The Mudcat Café TM
Thread #155357   Message #3668339
Posted By: Jim Carroll
12-Oct-14 - 10:56 AM
Thread Name: What makes a new song a folk song?
Subject: RE: What makes a new song a folk song?
"If you go to a 'classical' concert with no further information you will have no idea whether you're going to hear Mozart, Beethoven"
I think this is true to an extent, but all these types have ben long established and fall into their own identifiable genres of music under a general heading.
I'm quite fond of both trad and modern jazz, though I do prefer to know what I'm setting out to hear before I venture forth.

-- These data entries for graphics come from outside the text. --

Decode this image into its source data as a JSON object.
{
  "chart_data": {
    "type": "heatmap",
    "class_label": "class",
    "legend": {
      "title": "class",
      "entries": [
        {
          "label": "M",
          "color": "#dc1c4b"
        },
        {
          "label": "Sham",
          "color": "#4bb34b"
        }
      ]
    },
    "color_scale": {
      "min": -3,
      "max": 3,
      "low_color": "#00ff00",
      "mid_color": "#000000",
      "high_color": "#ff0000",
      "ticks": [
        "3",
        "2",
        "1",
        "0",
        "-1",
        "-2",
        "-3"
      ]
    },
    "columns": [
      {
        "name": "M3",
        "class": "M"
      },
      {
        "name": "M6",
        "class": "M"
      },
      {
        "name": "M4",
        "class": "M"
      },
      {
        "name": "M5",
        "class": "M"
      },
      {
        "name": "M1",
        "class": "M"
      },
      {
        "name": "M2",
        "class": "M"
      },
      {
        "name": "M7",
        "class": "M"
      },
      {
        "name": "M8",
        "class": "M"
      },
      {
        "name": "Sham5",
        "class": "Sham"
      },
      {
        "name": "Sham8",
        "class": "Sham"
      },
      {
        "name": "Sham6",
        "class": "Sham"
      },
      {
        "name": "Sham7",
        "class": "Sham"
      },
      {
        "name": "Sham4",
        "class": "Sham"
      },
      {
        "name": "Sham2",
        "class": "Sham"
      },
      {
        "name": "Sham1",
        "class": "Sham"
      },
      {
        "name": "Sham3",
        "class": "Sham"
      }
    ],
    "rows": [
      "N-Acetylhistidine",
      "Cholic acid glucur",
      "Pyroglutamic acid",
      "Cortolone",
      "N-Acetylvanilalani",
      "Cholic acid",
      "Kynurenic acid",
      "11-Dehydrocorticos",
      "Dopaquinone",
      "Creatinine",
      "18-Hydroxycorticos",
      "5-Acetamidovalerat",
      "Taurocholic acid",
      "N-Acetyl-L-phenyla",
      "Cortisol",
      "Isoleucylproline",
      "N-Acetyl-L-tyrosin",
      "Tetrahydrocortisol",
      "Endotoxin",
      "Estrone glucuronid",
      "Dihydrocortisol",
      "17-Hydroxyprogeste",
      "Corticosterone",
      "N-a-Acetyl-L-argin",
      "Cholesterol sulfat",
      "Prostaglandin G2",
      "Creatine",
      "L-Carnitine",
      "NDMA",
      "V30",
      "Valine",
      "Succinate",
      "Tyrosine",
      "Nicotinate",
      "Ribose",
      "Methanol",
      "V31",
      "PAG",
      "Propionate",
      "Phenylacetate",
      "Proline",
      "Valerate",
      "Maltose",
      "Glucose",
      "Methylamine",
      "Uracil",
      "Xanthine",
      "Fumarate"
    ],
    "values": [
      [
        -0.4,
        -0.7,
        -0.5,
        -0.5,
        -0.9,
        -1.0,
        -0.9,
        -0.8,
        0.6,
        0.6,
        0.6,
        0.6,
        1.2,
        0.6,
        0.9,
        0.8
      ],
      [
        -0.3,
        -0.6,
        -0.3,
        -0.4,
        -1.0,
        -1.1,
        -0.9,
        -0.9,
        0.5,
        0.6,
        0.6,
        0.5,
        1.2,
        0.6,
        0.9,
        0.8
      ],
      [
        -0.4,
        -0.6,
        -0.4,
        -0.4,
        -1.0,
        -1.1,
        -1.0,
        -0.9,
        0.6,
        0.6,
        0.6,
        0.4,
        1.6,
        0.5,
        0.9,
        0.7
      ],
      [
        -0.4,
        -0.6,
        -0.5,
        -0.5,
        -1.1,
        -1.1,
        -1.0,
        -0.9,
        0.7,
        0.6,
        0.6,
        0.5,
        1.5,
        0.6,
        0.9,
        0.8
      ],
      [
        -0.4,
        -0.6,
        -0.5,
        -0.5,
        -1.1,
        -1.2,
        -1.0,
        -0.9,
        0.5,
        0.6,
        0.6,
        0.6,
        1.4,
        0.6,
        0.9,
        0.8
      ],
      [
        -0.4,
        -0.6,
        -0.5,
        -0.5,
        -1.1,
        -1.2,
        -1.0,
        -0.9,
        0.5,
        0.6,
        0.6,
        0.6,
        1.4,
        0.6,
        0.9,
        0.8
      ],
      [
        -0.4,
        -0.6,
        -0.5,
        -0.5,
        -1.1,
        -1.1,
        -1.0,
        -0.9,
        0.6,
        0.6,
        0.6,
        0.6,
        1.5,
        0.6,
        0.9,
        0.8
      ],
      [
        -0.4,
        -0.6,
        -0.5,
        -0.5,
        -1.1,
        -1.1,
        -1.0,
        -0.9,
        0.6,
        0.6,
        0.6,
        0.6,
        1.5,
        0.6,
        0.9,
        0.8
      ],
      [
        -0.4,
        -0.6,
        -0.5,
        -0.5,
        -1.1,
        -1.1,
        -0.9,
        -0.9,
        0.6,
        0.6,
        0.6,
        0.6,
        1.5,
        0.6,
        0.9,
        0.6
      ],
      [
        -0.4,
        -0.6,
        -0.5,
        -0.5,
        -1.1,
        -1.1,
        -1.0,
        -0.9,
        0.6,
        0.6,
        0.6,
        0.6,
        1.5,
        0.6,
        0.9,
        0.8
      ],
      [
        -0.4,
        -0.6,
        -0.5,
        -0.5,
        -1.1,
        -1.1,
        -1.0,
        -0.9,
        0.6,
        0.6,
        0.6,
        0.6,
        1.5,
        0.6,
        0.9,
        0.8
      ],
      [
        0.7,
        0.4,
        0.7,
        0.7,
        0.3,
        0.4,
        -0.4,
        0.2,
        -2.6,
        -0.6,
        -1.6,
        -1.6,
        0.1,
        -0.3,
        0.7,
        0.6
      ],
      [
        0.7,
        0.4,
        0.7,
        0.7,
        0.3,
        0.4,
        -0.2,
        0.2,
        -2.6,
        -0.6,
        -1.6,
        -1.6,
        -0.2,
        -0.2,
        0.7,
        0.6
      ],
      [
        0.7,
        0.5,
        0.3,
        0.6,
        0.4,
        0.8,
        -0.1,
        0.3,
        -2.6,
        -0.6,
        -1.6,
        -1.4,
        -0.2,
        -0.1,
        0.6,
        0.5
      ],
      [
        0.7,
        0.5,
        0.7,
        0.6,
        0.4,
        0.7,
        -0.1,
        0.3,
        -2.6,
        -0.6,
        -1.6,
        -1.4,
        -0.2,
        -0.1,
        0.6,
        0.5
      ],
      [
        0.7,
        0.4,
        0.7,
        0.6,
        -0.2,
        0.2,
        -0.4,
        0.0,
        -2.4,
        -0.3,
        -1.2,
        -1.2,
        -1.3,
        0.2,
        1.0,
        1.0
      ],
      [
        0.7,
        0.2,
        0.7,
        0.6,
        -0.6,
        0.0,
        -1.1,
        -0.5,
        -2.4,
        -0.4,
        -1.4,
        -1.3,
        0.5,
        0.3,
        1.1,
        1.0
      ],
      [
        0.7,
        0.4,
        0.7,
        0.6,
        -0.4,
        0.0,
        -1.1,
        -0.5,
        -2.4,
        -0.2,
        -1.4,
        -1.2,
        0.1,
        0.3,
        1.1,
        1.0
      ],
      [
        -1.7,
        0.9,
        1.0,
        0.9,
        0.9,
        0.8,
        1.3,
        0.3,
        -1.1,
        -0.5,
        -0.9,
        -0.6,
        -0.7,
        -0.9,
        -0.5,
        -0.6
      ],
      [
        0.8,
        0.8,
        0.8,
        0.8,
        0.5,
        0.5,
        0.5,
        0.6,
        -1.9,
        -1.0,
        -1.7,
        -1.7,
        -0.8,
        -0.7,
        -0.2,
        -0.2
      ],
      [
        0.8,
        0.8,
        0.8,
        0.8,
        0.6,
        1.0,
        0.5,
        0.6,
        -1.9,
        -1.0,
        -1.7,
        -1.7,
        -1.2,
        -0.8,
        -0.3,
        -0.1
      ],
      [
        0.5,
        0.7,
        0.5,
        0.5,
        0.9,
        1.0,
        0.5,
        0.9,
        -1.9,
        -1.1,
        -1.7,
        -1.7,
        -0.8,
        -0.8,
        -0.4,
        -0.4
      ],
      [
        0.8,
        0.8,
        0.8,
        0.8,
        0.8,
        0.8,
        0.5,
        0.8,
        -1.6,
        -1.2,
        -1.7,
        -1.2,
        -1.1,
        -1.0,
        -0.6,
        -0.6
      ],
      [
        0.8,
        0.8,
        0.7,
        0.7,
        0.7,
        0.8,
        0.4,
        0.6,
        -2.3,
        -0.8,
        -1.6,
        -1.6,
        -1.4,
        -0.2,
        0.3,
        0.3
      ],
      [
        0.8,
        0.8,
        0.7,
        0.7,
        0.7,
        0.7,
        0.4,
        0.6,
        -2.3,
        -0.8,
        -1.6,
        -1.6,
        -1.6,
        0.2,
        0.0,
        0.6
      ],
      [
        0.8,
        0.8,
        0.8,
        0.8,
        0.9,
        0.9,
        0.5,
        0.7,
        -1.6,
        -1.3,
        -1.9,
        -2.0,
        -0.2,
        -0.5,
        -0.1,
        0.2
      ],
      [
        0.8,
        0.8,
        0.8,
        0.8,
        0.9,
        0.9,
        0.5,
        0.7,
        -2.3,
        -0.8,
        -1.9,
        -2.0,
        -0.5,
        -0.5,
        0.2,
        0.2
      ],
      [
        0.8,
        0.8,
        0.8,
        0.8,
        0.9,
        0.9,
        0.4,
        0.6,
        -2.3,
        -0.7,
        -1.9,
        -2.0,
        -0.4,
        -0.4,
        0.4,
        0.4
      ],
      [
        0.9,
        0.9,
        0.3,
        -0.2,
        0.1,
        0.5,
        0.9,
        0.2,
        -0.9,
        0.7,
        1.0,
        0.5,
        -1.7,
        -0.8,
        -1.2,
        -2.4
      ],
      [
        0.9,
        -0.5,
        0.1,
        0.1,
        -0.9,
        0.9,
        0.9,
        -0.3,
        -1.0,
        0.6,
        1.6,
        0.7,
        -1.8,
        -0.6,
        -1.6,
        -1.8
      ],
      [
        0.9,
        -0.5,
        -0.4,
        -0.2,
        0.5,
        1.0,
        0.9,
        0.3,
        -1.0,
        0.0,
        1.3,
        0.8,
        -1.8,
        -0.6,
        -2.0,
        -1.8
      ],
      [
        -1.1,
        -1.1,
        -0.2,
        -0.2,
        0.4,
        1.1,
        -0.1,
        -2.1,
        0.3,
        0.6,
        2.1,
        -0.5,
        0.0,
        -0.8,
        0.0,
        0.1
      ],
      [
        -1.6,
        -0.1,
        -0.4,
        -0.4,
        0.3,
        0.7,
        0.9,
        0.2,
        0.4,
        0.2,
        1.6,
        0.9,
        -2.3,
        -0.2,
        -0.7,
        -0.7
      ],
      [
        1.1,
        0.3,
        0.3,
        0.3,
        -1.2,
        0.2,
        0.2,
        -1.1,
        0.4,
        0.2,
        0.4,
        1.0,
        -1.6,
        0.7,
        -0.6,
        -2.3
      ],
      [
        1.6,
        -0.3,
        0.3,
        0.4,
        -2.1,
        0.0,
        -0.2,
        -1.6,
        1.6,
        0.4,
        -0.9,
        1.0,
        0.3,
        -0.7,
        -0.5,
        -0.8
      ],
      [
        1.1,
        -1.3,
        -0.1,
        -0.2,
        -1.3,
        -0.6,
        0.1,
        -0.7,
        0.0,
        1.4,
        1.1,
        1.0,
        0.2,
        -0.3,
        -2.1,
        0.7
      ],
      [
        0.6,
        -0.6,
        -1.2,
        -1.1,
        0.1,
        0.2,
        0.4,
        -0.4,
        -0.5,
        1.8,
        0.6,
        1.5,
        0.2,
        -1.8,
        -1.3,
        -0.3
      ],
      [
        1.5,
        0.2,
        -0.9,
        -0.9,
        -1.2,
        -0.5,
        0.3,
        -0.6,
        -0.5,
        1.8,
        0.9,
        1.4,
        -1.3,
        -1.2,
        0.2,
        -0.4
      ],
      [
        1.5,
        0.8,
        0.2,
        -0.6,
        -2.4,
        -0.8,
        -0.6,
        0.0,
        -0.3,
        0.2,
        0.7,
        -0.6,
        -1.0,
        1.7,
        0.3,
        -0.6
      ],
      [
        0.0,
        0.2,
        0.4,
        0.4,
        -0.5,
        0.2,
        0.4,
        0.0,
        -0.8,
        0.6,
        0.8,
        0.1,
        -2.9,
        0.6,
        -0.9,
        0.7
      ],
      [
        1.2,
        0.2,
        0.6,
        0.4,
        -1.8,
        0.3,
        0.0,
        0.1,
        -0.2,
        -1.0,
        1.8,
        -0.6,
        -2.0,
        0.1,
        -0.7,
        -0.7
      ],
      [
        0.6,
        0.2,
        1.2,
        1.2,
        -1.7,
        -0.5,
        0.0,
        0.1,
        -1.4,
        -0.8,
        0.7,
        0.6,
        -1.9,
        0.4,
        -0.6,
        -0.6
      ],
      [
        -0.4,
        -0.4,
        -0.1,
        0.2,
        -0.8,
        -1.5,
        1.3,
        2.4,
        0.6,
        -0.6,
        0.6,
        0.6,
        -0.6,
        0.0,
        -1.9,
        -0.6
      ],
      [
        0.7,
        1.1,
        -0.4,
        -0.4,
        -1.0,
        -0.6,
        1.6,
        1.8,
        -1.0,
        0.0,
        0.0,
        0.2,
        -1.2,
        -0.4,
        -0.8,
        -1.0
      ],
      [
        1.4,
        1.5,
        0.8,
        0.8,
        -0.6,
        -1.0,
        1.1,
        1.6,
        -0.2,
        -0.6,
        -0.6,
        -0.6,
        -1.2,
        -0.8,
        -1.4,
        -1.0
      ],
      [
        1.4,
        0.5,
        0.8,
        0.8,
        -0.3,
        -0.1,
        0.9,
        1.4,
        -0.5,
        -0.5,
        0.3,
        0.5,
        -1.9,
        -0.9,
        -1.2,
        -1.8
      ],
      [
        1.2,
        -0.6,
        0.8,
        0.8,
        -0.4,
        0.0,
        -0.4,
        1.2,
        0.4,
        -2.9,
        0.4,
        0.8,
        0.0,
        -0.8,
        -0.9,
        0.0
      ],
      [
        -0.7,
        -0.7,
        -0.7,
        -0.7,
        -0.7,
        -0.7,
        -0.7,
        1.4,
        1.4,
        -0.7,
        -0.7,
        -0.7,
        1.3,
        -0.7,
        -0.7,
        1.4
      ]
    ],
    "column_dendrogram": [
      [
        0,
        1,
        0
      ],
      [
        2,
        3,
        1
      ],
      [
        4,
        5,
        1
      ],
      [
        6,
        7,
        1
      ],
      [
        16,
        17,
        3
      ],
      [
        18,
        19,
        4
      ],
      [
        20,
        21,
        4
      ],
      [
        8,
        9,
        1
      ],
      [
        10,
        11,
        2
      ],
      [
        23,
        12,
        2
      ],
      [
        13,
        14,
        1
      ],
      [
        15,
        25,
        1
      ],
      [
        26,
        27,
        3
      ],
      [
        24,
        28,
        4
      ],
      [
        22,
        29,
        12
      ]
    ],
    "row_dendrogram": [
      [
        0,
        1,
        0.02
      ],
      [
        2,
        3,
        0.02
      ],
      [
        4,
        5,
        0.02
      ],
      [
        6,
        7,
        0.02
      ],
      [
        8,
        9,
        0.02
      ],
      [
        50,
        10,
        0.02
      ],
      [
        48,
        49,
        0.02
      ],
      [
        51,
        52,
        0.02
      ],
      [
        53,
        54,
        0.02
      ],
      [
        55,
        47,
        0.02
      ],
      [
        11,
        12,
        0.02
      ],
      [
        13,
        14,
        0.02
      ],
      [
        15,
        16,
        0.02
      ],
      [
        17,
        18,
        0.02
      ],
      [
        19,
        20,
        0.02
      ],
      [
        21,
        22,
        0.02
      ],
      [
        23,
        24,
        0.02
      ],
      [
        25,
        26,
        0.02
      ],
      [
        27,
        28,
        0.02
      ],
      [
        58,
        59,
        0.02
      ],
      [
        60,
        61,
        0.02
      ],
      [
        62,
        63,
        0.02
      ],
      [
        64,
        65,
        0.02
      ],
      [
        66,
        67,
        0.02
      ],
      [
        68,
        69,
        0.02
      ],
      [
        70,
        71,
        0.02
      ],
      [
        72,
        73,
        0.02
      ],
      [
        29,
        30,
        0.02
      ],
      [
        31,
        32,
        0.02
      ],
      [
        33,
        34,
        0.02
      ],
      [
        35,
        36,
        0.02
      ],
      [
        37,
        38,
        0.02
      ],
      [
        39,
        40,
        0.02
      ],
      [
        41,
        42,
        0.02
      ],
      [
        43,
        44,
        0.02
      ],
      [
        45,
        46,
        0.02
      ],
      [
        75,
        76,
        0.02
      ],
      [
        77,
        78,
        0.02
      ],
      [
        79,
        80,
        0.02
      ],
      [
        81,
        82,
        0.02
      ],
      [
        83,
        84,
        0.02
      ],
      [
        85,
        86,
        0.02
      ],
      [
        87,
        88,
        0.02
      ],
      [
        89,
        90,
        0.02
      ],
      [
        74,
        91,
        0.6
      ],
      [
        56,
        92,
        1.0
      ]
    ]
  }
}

This is not what is being argued for here, and if I turned up to a folk club and was given what PFR has just put up I'd be ******* livid - there is no way that can possibly be described as folk in any shape or form and it would be a complete con to attempt to try (thank you for the perfect example, BTW).
From the word go there have been a wide variation of styles on folk scene ad you learned to suck it and see.
Virtually all forms could be traced back to traditional music in one form or another (even Zimmermann, when he was using folk forms to create), but now, it seems folk clubs are being used as platforms for any kind of music - the term has become totally meaningless within the folk scene.
The aggression with which PFK states his preferences is fairly typical of much of this and many other arguments - it is not just a takeover that has taken place, but an extremely hostile one - that has led to acculturation (one genre being displaced by another).
If folk song had not been so well documented and archived it would have been lost to us totally.